NAIROBI, Kenya 9 – The State Department of Social Protection in partnership with the Communications Authority of Kenya (CA) and UNICEF are working on a program that will help in the sensitisation and awareness of the dangers of online activities against children.
Speaking in reference to the online game “Big Whale Challenge”, Permanent Secretary Susan Mochache says the program will target both parents and children on how to better deal with negative online activities.
“Tackling cyber insecurity is a priority to the ministry since many children are being lured into illegal games and activities. The greatest thing we can do is to raise sensitisation and awareness,” emphasised PS Mochache.
The Director, Children Services Noah Sanganyi echoed her sentiments adding that they are in collaboration with the police and have enhanced surveillance to look into cyber crime affecting children.
“We have an online child protection centre where I have seconded an officer who is working with the police department to look at cyber crime issues related to children. We hope that in the system we are able to get all these cases as reported by the sub-county children officers in real time,” stated Sanganyi.
The “Big Whale Challenge” has so far claimed the lives of over 100 teenagers around the world.
PS Mochache was speaking during the launch of the Child Protection Information Management System (CPIMS) which will be used to enhance coordination mechanisms to consolidate gains made regarding child care and protection.
The PS assured that the system will strengthen coordination, monitoring and decision making in child protection programming through evidence-based decision making and programming.
“The system has been designed to guarantee that the data is comprehensive, verifiable and accurate with a nationwide statistical representation on child protection related issues and with the capacity to generate analytical reports on the performance of the child protection sector,” the PS said.
Currently, the CPIMS holds data and information of over 20, 000 children from an initial 11 counties, with plans underway to have it rolled out in all counties.
The counties are Nairobi, Nakuru, Kisumu, Muranga, Homabay, Kilifi, Machakos, Migori, Kakamega and Siaya all supported by USAID and Kwale supported by Plan International.
“CPIMS is set to roll out in 16 additional counties in the next six months. The Government of Kenya has committed to fully support rollout in Baringo and Kisii in the current financial year. UNICEF will support rollout in nine counties including Mombasa, Tana River, Garissa, Marsabit, Isiolo, Turkana, West Pokot, Samburu and Kajiado counties,” PS Mochache added.
The top three cases reported are neglect (54pc), custody (17pc) and abandoned children (5pc).
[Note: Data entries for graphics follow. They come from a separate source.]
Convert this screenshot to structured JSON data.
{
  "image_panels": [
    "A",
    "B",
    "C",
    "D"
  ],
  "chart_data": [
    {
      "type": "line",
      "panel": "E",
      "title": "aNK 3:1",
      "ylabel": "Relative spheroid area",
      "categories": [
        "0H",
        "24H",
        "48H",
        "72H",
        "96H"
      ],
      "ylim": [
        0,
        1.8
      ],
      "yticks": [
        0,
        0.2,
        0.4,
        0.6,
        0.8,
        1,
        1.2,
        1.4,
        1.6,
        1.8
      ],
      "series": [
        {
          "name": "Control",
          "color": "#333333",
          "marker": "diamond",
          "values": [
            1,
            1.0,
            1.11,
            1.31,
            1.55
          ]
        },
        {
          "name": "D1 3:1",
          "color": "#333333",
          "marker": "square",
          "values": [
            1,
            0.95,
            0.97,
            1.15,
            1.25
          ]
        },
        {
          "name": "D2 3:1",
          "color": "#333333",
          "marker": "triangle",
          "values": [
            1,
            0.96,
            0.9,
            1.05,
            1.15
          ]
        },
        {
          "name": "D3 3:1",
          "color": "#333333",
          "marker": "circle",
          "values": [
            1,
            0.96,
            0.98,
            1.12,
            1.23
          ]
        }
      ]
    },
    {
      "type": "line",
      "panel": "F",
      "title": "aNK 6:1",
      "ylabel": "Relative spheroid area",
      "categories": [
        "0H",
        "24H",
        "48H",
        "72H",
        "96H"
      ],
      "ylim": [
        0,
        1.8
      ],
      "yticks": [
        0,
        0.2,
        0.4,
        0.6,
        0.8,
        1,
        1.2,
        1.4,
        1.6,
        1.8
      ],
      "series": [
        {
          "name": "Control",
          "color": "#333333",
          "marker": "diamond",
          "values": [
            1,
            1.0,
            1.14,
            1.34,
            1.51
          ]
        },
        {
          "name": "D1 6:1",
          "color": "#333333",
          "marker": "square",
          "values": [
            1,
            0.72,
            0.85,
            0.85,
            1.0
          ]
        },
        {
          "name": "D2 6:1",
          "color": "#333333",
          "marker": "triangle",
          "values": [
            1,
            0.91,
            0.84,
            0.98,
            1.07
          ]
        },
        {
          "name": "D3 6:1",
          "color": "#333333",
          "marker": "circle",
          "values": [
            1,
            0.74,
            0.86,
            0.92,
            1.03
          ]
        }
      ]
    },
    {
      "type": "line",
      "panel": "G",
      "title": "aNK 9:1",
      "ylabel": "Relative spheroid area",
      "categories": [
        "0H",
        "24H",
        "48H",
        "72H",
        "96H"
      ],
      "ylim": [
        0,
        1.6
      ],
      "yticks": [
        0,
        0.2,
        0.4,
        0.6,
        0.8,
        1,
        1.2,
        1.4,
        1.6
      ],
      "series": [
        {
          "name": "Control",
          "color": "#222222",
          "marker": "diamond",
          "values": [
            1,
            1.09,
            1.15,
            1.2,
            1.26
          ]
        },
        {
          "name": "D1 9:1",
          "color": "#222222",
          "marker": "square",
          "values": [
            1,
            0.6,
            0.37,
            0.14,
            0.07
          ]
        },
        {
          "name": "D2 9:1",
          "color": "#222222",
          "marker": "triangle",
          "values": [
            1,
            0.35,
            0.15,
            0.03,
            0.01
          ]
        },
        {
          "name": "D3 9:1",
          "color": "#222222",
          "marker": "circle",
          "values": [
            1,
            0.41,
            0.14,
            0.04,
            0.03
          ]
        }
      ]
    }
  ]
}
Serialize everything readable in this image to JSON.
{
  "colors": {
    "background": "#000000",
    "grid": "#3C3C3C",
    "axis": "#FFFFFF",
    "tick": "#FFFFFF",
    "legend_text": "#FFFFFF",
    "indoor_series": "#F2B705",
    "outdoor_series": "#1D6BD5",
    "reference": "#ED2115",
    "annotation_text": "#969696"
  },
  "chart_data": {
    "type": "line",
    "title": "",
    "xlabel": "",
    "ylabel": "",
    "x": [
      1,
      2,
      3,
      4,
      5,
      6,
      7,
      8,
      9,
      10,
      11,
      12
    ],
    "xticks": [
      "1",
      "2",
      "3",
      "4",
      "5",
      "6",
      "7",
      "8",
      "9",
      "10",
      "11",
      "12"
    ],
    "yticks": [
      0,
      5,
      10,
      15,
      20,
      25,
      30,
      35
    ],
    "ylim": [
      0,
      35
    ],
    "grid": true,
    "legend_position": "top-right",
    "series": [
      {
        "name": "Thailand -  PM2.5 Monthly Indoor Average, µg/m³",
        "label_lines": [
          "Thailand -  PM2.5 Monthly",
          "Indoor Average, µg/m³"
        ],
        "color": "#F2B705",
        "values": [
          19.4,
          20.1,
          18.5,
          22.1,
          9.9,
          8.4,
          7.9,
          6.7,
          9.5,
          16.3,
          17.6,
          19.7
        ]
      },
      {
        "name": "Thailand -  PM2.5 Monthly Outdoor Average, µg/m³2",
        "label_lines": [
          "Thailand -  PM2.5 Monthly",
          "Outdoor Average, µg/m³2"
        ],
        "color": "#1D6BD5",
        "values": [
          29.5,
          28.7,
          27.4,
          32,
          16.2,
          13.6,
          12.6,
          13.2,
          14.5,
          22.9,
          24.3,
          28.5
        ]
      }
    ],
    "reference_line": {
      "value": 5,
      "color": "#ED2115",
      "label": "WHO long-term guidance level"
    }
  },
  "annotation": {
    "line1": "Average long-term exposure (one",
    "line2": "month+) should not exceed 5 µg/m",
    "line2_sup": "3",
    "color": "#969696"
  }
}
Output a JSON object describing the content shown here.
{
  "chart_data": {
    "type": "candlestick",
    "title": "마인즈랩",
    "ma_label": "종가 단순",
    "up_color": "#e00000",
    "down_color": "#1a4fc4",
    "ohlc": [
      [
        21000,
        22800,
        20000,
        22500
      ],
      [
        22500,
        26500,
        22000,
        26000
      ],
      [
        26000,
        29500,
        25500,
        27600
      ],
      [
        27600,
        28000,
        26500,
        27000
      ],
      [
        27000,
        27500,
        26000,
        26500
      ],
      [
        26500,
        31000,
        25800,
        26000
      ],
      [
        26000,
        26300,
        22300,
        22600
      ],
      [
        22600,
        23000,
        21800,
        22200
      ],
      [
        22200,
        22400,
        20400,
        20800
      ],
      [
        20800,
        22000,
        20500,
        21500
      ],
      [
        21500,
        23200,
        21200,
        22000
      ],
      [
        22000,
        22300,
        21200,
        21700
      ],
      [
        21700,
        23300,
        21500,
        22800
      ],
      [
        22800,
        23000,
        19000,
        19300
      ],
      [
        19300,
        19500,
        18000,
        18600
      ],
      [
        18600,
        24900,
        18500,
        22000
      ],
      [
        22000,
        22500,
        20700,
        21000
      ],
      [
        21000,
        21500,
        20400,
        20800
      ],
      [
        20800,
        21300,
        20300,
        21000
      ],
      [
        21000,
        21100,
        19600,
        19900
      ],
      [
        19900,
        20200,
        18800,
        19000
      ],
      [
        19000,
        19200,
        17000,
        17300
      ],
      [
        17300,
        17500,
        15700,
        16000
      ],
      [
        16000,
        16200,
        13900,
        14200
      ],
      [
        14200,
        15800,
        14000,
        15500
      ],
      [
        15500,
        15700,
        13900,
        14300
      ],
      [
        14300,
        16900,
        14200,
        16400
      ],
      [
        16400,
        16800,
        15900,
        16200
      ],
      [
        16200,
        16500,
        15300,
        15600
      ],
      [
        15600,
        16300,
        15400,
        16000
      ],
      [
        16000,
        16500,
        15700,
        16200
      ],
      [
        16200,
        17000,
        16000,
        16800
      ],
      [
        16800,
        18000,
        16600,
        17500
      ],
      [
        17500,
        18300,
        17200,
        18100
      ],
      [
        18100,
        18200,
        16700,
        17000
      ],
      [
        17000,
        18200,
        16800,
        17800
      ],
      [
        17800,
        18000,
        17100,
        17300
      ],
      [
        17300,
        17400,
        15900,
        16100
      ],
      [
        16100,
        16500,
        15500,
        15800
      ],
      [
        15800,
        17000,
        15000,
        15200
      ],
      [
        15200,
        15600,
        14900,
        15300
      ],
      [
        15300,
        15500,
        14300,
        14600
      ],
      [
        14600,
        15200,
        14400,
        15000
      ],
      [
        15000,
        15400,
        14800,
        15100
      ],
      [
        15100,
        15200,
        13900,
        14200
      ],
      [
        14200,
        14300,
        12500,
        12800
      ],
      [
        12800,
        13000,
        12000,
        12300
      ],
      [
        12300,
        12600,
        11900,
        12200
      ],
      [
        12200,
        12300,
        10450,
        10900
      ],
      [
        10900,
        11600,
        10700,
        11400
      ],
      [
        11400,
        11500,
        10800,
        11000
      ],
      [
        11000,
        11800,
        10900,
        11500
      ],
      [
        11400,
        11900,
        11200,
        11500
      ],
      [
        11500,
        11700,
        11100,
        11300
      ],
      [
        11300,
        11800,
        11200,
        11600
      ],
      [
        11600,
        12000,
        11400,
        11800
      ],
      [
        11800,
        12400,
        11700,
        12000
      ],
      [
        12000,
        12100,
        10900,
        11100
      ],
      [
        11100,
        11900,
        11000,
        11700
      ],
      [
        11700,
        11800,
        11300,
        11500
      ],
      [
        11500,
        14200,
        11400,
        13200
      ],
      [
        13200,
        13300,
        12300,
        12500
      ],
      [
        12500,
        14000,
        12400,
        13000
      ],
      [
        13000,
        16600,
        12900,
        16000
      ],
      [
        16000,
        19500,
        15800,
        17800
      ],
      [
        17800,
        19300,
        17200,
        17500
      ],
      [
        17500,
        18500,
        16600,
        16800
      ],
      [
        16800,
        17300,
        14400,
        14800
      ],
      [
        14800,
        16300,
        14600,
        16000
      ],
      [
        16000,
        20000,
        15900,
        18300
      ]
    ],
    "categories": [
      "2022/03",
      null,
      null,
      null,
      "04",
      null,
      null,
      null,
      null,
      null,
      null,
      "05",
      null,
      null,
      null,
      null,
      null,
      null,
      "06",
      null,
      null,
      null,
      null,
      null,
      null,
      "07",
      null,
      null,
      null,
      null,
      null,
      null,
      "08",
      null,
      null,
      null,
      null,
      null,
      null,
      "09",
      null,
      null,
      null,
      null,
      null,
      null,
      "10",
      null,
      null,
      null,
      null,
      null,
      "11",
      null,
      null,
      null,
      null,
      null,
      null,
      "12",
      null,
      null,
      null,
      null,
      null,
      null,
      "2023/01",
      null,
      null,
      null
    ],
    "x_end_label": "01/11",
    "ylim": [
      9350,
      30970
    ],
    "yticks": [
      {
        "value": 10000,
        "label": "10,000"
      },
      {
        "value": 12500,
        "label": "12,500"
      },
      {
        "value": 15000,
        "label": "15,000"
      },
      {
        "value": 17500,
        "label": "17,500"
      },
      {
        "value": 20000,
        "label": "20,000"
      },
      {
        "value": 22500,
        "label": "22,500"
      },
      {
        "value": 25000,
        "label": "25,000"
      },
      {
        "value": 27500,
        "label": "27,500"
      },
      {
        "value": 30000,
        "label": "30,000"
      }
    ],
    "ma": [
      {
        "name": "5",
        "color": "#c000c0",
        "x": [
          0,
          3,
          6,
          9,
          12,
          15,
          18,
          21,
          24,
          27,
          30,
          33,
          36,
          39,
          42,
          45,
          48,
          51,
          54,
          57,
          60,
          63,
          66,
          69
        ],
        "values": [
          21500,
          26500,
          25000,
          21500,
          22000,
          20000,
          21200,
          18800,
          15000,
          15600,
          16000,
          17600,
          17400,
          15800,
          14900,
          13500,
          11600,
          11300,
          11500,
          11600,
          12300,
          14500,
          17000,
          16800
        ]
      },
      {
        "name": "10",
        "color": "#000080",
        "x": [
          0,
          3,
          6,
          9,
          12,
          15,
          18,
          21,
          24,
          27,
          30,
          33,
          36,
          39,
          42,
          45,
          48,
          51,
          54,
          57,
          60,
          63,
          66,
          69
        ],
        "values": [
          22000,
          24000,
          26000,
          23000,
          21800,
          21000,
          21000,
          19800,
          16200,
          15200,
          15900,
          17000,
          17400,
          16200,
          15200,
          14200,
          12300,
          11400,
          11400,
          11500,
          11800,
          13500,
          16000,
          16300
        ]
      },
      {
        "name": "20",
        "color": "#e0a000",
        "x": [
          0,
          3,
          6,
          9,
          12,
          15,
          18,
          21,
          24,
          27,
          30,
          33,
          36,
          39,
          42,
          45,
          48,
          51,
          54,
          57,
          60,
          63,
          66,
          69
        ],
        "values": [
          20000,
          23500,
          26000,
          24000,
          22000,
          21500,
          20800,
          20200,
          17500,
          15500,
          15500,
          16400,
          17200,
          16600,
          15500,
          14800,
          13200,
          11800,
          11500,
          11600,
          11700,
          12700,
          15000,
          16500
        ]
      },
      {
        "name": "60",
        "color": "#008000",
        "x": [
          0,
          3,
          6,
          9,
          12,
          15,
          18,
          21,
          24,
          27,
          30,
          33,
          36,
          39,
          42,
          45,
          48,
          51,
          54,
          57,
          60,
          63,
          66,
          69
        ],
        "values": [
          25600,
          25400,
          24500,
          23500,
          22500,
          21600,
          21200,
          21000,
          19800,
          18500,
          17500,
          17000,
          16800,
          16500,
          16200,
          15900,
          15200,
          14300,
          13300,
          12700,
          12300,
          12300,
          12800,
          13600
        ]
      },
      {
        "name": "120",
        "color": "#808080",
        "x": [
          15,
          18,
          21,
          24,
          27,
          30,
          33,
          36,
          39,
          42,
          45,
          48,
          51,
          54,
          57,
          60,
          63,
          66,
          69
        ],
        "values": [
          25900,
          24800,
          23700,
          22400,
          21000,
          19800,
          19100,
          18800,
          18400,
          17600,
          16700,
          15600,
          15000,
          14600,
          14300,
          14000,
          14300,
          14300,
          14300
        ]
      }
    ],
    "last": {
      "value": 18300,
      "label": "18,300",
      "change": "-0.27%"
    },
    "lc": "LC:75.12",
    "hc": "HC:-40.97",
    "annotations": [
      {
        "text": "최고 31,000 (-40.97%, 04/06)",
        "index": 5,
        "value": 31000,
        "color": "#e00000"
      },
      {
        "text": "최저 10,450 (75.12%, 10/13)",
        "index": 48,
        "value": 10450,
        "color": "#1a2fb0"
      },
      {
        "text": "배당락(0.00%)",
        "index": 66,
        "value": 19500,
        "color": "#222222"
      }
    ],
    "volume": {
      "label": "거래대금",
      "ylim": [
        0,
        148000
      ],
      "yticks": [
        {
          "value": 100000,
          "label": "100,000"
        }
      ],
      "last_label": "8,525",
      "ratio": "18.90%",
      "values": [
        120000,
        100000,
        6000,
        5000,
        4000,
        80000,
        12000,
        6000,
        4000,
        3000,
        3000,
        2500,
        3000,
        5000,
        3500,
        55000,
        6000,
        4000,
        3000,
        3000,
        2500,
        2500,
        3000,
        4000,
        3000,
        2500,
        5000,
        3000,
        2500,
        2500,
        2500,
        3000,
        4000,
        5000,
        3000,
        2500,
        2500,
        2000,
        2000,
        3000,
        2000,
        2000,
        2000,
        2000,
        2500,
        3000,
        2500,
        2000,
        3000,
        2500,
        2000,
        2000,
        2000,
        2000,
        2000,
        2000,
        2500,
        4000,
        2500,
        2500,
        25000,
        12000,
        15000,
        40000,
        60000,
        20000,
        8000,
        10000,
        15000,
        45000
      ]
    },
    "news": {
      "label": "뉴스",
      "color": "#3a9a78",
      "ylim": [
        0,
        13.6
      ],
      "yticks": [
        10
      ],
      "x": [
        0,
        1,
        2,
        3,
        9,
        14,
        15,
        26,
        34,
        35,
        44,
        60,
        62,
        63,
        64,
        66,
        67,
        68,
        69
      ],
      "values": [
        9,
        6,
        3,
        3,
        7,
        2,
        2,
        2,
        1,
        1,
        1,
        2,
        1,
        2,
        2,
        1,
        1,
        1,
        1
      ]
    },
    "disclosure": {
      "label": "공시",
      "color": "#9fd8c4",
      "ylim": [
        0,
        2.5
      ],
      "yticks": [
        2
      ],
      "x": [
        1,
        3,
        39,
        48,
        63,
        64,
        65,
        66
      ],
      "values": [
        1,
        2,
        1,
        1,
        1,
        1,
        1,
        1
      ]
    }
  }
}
Almost half of all children supported were aged below five years making them the most vulnerable group.
Despite all the progress made, it is worth noting that Kenya is still plagued by a plethora of challenges due to a fragmented coordination mechanism which hamper the consolidation of gains made regarding child care and protection.
Evidence of this is the fact that there are children in the streets, children undergoing FGM and sexual abuse, child trafficking among other issues.
“In order to understand the magnitude of the problems facing our children, we must have reliable data to inform our policy decisions and budgeting,” said the PS. “That is why today we mark a key milestone in our initiatives to improve child protection processes and mechanisms.”
Sanganyi added that the system will allow for an aggregated format of data to be availed to other agencies that are mandated to offer services to children.
“The major outcome of this system is to enable government in reporting accurately on issues touching on children from each sub-county, justifying why the children’s sector needs to be allocated more resources from the government,” he said.
Kenya has a population of about 41 million people out of which 54pc are children.
“Out of every two Kenyans, one is a child below 18 years of age. It is, therefore, critical that the needs of this large section of our population are addressed holistically,” cited PS Mochache.
Key Partners for the project include USAID Measure Evaluation – PIMA, UNICEF, Plan International, World Vision Kenya, Child Line Kenya, Child Fund Kenya, and Goal Kenya among others.